Zeekr has confirmed its flagship 9X for Australia, and the numbers read like a misprint. The plug-in hybrid makes up to 1030kW and 1410Nm in tri-motor form, with a 0 to 100km/h claim of 3.1 seconds. It is due here late in 2026.
A flagship built to embarrass supercars
The 9X is a six-seat upper-large SUV measuring 5.2 metres, so this is family-hauler real estate with hypercar outputs. Buyers choose between 55kWh and 70kWh battery options, good for up to 380km of electric range on China's lenient CLTC cycle, or closer to 300km on the stricter WLTP standard. Total range tops 1250km. A 900-volt system allows a 10 to 80 per cent charge in about 10 minutes, which is quicker than most pure EVs on sale here.
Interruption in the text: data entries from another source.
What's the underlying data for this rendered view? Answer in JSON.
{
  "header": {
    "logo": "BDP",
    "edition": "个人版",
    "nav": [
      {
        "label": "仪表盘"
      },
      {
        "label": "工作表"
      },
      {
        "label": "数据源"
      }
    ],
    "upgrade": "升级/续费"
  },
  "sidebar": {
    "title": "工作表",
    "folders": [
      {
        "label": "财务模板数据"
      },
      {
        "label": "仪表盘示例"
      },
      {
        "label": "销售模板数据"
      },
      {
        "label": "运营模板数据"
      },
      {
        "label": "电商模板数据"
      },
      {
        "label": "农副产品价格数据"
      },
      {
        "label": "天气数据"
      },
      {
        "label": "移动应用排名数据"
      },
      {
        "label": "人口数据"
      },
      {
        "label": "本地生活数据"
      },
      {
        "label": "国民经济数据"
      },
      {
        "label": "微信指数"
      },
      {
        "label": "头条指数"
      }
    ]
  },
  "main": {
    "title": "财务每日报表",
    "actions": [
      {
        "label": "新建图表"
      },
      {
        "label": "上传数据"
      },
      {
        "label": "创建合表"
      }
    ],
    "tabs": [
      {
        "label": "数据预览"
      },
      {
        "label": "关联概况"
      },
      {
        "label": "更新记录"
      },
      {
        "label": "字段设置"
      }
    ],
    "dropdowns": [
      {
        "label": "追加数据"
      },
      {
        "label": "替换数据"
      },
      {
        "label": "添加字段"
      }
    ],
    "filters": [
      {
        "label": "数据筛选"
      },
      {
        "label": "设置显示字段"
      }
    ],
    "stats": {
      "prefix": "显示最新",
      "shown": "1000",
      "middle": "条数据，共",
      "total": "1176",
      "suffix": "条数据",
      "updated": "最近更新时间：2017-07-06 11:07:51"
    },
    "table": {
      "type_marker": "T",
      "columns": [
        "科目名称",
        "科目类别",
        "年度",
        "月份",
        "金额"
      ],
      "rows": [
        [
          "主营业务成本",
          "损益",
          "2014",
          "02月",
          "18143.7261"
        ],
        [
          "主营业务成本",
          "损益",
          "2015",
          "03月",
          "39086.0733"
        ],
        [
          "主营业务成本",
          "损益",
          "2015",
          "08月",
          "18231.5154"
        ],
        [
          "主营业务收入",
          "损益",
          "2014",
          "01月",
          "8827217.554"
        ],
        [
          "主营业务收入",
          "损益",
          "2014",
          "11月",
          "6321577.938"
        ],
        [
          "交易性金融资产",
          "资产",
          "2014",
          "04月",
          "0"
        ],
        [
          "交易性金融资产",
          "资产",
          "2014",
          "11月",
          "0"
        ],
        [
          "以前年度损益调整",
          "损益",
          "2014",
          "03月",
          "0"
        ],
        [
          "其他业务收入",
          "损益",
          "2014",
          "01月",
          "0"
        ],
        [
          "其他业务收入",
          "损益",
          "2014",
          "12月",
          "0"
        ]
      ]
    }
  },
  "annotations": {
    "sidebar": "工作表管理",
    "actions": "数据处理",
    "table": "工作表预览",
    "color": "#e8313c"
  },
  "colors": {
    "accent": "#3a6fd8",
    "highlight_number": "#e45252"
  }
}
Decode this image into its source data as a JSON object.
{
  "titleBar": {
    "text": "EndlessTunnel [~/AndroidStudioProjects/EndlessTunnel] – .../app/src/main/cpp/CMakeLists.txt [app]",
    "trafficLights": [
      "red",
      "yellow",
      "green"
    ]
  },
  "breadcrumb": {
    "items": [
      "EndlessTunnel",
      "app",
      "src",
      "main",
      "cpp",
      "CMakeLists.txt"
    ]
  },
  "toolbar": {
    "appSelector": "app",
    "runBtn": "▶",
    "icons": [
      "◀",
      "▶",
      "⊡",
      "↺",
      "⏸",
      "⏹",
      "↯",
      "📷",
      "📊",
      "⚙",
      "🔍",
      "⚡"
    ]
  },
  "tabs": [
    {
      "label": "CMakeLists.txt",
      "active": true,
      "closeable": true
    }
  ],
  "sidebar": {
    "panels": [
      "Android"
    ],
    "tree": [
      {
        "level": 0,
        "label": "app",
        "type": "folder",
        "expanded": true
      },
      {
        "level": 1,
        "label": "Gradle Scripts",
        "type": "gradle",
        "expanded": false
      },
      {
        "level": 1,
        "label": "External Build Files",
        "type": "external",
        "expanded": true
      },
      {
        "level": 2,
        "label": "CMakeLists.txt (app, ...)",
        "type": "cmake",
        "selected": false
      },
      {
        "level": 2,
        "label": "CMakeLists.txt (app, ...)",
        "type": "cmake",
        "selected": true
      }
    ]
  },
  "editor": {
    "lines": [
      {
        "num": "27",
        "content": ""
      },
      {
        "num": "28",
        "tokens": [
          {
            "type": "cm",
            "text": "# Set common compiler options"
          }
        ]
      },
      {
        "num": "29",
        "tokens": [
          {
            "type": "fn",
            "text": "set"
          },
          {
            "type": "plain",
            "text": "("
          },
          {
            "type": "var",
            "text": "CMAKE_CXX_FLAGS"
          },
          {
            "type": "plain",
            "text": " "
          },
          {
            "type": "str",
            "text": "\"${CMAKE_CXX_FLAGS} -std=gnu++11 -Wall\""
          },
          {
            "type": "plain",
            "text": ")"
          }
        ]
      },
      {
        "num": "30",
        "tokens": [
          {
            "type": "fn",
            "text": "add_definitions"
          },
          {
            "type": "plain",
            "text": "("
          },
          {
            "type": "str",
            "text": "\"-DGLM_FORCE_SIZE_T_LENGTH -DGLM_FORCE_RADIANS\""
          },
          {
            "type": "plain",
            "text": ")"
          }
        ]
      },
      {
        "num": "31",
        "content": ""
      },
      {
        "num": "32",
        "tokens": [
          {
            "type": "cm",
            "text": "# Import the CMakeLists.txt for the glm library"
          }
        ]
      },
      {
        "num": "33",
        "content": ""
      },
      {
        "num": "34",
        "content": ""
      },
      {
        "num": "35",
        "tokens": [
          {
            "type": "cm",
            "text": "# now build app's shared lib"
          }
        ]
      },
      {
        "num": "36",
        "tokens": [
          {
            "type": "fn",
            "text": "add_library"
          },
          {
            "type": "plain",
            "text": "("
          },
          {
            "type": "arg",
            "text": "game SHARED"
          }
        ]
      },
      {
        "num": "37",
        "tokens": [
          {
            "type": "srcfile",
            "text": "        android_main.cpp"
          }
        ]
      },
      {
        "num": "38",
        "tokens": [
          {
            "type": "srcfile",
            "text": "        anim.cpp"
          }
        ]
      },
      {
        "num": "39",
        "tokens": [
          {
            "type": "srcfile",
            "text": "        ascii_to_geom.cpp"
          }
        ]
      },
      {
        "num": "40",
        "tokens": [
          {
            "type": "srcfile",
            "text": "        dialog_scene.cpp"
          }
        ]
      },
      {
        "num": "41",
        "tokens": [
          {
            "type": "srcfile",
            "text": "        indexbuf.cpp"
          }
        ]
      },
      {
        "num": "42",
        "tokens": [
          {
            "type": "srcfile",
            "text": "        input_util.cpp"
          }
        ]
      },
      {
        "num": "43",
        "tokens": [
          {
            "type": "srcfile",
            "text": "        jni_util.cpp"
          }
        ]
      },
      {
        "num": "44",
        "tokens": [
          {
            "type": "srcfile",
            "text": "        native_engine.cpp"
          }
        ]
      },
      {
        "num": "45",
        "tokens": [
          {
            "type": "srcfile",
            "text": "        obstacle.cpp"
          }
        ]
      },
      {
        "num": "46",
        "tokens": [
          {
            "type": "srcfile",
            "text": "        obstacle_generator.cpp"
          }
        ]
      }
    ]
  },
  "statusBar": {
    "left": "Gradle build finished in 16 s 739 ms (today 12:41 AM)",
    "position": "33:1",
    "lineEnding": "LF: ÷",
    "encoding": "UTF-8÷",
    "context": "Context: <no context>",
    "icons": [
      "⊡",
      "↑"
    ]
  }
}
Where it sits in Australia
Zeekr has not confirmed Australian pricing, so treat any figure as a guess for now. Using the local 7X as a yardstick, the 9X will land well into six figures and chase the BMW X7 and Range Rover end of the market. That is bold for a brand most Australians met a year ago. Zeekr has also locked in the smaller 8X and a 7GT electric wagon, so the 9X is the spearhead of a wider push, not a one-off halo.
The order-book warning
The 9X has already taken 50,000 orders in China since launching in late 2025. That is good for Zeekr and awkward for Australian buyers, because local allocation tends to come after the home market is fed. If you want one early, expect a wait list rather than a showroom drive-away.
Cartell Assessment
On paper the 9X makes the established luxury SUVs look slow and thirsty, and that is the point. The harder question is whether Australian buyers spending north of $130,000 will trust a three-year-old badge over a Range Rover, no matter how silly the acceleration figure is. Resale is the unknown that will decide this car, not performance. Zeekr has the product. It now needs the dealer network and the service confidence to match, because nobody drops six figures on faith alone.
AU Outlook
Expect firm pricing and specification closer to the late-2026 launch. The number to watch is not the 1030kW, it is the entry price, because that decides whether the 9X is a curiosity or a real alternative to the German and British establishment.